1. Uehara R, Yashiro M, Nakamura Y, Yanagawa H. Clinical features of patients with Kawasaki disease whose parents had the same disease. Arch Pediatr Adolesc Med. 2004;158:1166-9.
Authors from the Department of Public Heath, Jichi Medical School and Saitama Prefectural University in Japan note that in the 35 years that have passed since the initial descriptions of Kawasaki disease some patients who had the disease have reached reproductive age and, thus, familial cases of two generations occur. Based on responses to nationwide surveys of hospitals and pediatric departments 65 cases of Kawasaki disease were identified in children whose parents had the same diagnosis. The odds for having sibling cases of Kawasaki disease were significantly increased for patients whose parents had the disease (OR, 6.94; 95% CI, 2.77–17.38). Patients with parental Kawasaki disease were also more likely to have recurrent disease, receive additional intravenous immunoglobulin administrations, and to have coronary artery abnormalities. The authors aptly discuss significant limitations to the study design; however, they conclude that these results highlight the need for exploration of a possible genetic contribution to pathogenesis of Kawasaki disease.

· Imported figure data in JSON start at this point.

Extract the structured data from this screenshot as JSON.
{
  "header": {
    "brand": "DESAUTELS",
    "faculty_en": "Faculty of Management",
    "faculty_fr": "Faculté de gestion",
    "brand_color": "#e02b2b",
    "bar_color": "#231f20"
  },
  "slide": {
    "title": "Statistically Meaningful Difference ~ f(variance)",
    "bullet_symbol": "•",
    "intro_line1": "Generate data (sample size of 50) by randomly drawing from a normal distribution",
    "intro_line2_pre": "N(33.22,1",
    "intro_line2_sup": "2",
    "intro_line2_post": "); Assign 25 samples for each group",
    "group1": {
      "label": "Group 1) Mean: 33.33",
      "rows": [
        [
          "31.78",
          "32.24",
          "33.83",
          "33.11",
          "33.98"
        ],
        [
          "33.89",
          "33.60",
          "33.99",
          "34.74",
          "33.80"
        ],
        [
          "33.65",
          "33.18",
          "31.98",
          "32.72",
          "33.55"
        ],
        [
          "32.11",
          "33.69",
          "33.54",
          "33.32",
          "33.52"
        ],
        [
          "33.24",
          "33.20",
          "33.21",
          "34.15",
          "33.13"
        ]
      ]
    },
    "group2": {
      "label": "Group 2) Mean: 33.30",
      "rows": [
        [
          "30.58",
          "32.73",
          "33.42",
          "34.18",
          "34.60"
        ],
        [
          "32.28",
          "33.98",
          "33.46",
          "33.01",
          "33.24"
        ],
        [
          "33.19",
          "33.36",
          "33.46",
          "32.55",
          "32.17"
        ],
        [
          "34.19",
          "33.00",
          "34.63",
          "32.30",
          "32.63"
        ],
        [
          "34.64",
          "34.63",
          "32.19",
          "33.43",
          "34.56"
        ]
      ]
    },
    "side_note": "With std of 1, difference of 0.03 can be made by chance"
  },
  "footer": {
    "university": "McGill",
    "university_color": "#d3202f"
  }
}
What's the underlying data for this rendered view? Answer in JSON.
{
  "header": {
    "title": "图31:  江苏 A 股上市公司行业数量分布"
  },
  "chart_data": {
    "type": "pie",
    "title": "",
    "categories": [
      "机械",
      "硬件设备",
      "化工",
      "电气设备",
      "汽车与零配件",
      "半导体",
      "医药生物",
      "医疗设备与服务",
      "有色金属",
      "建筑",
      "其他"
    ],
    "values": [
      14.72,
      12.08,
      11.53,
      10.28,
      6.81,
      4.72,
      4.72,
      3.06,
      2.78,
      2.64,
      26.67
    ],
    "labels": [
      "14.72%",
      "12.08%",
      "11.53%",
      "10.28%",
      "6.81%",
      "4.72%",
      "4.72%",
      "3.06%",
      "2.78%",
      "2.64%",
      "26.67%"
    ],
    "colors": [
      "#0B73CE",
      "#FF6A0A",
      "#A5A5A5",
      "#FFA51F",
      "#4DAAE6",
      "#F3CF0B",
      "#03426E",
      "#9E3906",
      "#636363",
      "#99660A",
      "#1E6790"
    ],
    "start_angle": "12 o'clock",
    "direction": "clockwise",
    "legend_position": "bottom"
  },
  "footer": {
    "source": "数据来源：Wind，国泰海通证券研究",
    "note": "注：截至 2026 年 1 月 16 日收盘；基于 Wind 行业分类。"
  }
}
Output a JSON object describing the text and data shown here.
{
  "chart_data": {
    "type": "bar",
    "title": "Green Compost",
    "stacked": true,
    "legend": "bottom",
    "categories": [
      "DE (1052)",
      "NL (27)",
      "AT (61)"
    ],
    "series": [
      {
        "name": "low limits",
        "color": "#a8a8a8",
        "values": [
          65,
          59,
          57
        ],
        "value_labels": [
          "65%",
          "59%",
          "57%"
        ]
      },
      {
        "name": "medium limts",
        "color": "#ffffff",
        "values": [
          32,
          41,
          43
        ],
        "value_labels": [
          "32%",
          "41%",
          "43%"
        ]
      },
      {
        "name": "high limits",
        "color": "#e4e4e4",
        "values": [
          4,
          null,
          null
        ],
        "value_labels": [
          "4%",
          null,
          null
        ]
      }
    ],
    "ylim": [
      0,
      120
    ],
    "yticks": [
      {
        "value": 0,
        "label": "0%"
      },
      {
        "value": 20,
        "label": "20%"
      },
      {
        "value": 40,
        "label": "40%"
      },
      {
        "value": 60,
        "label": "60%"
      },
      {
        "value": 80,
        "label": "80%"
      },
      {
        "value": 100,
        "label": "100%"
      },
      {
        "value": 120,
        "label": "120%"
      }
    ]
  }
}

2. Jacobs RF, Maples HD, Aranda JV, et al. Pharmacokinetics of intravenously administered azithromycin in pediatric patients. Pediatr Infect Dis J. 2005;24:34-9.
Azithromyin is an azalide antibiotic with in vitro activity against a spectrum of bacterial pathogens commonly treated in pediatric infections. Currently intravenous (IV) azithromycin is only approved for use in adults. These researchers from three sites of the Pediatric Pharmacology Research Unit Network report results of an open-label single-dose pharmacokinetic and tolerance study of intravenous azithromycin in a pediatric population. This information will be required to facilitate approval for use in the pediatric population, as well as guide dosing for therapeutic trials. The authors studied pharmacokinetics in 29 patients ages 0.5 to <e;16 years of age and conclude that the disposition of IV administered azithromycin is comparable in patients in this age range; however, there was a tendency for increased clearance in younger children. The most common adverse effect was nausea that did not require intervention reported in 25% of the subjects.
3. Berger WE, Qaqundah PY, Blake, K, et al. Safety of budesonide inhalation suspension in infants aged six to twelve months with mild to moderate persistent asthma or recurrent wheeze. J Pediatr. 2005;146:91-5.
Current guidelines recommend inhaled corticosteroids (ICS) for long-term management of persistent asthma in children regardless of age. Currently the only nebulized ICS approved for use by the US Food and Drug Administration is budesonide. Controlled studies analyzing the safety and efficacy of budesonide exclusively in infants is lacking. Therefore, these researchers present a multicenter, randomized, double-blinded, parallel group, placebo-controlled study of 141 patients assessing the safety of once-daily administered nebulized budesonide in infants with persistent asthma. The primary outcome variable was adrenal function measured as mean changes from baseline to study end in postcosyntropin-stimulated plasma cortisol levels. The study was not powered to measure efficacy. The study concludes that the safety profile for nebulized budesonide was similar to that of placebo, with no suppression of adrenal function.